What if you do nothing
A mild case of swimmer’s ear often clears up without treatment. Severe, persistent, or recur- ring cases require medical attention.
You may be able to speed recovery from swimmer’s ear with the following measures.
Keep the infected ear dry
Wear a shower cap when you are washing your hair, and don’t go swimming.
Use antiseptic eardrops
You can buy these without a prescription at any drugstore. Or make them yourself: mix equal parts of white vinegar and rubbing alcohol. This solution restores the natural acid balance of the ear canal and helps dry it out; it also kills bacteria. If alcohol irritates your skin, use vinegar diluted with water.
Put one or two drops of this solution in each ear with a medicine dropper. Leave the drops in your ear for two or three minutes, then tilt your head and let them drain out. Repeat three times daily.
Resist the temptation to scratch inside the ear with an object; you risk rupturing your eardrum.
Take these simple precautions.
Clear your ears
After swimming, shake your head to remove water trapped in your ears.
Keep the ears dry
Gently dry the external ear with a corner of a towel. Don’t insert cotton swabs or anything else into the canal to dry or clean your ears. This could cause injury. It could also remove protective earwax and encourage infection.

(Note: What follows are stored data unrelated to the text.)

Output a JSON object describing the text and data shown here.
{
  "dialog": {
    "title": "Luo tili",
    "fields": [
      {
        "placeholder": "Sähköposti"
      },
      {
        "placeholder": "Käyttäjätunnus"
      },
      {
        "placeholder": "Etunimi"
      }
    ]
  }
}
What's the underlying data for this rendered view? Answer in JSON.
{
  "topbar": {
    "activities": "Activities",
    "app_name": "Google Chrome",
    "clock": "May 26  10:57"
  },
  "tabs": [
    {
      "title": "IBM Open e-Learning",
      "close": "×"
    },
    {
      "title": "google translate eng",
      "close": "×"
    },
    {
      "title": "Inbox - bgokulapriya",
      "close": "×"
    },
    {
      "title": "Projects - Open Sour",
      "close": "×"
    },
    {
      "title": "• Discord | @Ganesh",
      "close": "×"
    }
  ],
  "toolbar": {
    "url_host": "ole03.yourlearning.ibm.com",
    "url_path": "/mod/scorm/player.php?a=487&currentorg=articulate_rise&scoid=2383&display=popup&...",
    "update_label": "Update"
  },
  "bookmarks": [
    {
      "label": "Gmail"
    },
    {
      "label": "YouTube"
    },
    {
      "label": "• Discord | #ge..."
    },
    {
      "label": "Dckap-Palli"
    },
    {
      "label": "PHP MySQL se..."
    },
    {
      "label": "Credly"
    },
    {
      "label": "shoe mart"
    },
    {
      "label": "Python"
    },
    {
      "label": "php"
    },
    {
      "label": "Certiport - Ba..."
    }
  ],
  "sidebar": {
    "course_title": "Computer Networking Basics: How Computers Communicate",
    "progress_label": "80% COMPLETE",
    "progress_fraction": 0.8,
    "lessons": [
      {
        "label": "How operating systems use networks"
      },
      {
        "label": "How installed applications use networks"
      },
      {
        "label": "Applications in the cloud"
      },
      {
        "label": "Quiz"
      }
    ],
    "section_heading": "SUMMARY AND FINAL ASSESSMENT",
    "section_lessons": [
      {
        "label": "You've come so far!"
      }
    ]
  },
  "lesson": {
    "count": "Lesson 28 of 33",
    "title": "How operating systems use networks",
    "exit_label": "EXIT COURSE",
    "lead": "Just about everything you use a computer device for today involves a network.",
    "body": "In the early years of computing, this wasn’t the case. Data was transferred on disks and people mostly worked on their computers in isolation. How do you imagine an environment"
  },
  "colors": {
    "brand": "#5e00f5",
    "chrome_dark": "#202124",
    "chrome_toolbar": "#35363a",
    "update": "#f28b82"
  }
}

If you are prone to ear infection, use antiseptic eardrops
This is particularly helpful if you’ve been swimming in a lake.
Consider having your ears checked
People who are prone to itchy ears or ear infections may need to have a doctor check their ears and remove excess wax before swimming season starts. If you have ever had a perforated eardrum or have ever had ear surgery, get medical advice before using eardrops and before swimming.